Two independent pipelines for scraping Amazon products:

## 1. URL Pipeline (url_pipeline.py)

Collects product URLs from Amazon search results.

### Usage:

```python
from scrapper.pipeline.url_pipeline import AmazonUrlScrapingPipeline

# Initialize and run
pipeline = AmazonUrlScrapingPipeline(
    search_terms=['laptop pc', 'wireless mouse'],
    target_links=[5, 3],  # 5 laptops, 3 mice
    headless=False
)

url_artifact = pipeline.run()
print(f"URLs saved to: {url_artifact.url_file_path}")
```

### Parameters:
- `search_terms`: list[str] or str - Product search terms
- `target_links`: int or list[int] - URLs to scrape per term (default: 5)
- `headless`: bool - Run browser in headless mode (default: False)
- `wait_timeout`: int - Element wait timeout in seconds (default: 5)
- `page_load_timeout`: int - Page load timeout in seconds (default: 15)

### Run standalone:
```bash
python url_pipeline.py
```

---

## 2. Product Pipeline (product_pipeline.py)

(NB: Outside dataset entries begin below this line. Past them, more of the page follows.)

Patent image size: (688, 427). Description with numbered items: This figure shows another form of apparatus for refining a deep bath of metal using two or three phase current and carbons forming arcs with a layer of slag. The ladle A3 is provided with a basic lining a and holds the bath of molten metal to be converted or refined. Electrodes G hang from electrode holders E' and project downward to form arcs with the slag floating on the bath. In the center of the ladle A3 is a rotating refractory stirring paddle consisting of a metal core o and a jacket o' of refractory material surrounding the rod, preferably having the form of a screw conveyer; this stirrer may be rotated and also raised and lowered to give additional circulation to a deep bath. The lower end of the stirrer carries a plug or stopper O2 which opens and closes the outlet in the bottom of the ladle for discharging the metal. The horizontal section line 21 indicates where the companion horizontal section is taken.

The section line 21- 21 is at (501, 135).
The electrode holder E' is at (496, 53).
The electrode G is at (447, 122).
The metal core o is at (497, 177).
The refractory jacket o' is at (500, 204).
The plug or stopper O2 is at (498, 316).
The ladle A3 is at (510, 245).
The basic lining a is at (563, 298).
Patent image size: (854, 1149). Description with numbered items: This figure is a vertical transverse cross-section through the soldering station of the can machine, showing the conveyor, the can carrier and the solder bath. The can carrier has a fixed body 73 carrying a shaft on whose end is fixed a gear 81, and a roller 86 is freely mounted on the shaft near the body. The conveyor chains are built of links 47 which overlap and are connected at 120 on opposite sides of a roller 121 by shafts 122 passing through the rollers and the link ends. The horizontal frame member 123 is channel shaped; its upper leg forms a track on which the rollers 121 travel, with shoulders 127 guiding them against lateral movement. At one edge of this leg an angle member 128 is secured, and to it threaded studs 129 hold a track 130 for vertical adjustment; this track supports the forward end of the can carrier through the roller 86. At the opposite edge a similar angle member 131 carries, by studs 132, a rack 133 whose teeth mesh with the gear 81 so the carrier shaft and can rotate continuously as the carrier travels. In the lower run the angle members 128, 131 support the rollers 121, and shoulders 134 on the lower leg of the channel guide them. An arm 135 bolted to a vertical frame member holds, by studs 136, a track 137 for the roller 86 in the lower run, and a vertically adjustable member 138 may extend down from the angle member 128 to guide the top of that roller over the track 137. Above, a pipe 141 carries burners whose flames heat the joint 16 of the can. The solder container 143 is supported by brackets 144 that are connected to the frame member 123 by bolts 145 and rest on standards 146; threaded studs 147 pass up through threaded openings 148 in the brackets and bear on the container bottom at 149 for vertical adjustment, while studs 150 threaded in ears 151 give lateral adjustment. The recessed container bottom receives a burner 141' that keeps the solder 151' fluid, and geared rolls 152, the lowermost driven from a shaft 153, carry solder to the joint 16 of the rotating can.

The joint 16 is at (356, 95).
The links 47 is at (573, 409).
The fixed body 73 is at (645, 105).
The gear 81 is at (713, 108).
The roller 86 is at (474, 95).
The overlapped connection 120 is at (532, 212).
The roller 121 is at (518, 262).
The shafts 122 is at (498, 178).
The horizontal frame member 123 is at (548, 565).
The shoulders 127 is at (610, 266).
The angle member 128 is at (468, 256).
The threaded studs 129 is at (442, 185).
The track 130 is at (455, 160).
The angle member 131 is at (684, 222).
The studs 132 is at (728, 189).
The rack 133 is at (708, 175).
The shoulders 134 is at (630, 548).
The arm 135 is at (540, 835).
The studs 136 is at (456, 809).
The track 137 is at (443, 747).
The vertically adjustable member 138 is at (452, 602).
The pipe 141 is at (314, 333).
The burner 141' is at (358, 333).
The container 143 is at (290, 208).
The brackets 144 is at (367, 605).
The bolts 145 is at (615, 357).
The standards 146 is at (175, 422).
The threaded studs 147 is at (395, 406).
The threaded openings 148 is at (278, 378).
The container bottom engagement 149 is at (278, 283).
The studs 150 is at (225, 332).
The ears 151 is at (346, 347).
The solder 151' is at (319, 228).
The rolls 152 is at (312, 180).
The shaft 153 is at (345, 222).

Scrapes detailed product information from a JSON file of URLs.

### Usage:

```python
from scrapper.pipeline.prodcut_pipeline import AmazonProductScrapingPipeline

# Initialize with URL file path
pipeline = AmazonProductScrapingPipeline(
    url_file_path="Artifacts/2024_11_30_22_15_30/UrlData/urls.json",
    headless=False
)

product_artifact = pipeline.run()
print(f"Products saved to: {product_artifact.product_file_path}")
print(f"Success: {product_artifact.scraped_count}")
```

### Parameters:
- `url_file_path`: str or Path - Path to JSON file with URLs (required)
- `headless`: bool - Run browser in headless mode (default: False)
- `wait_timeout`: int - Element wait timeout in seconds (default: 10)
- `page_load_timeout`: int - Page load timeout in seconds (default: 20)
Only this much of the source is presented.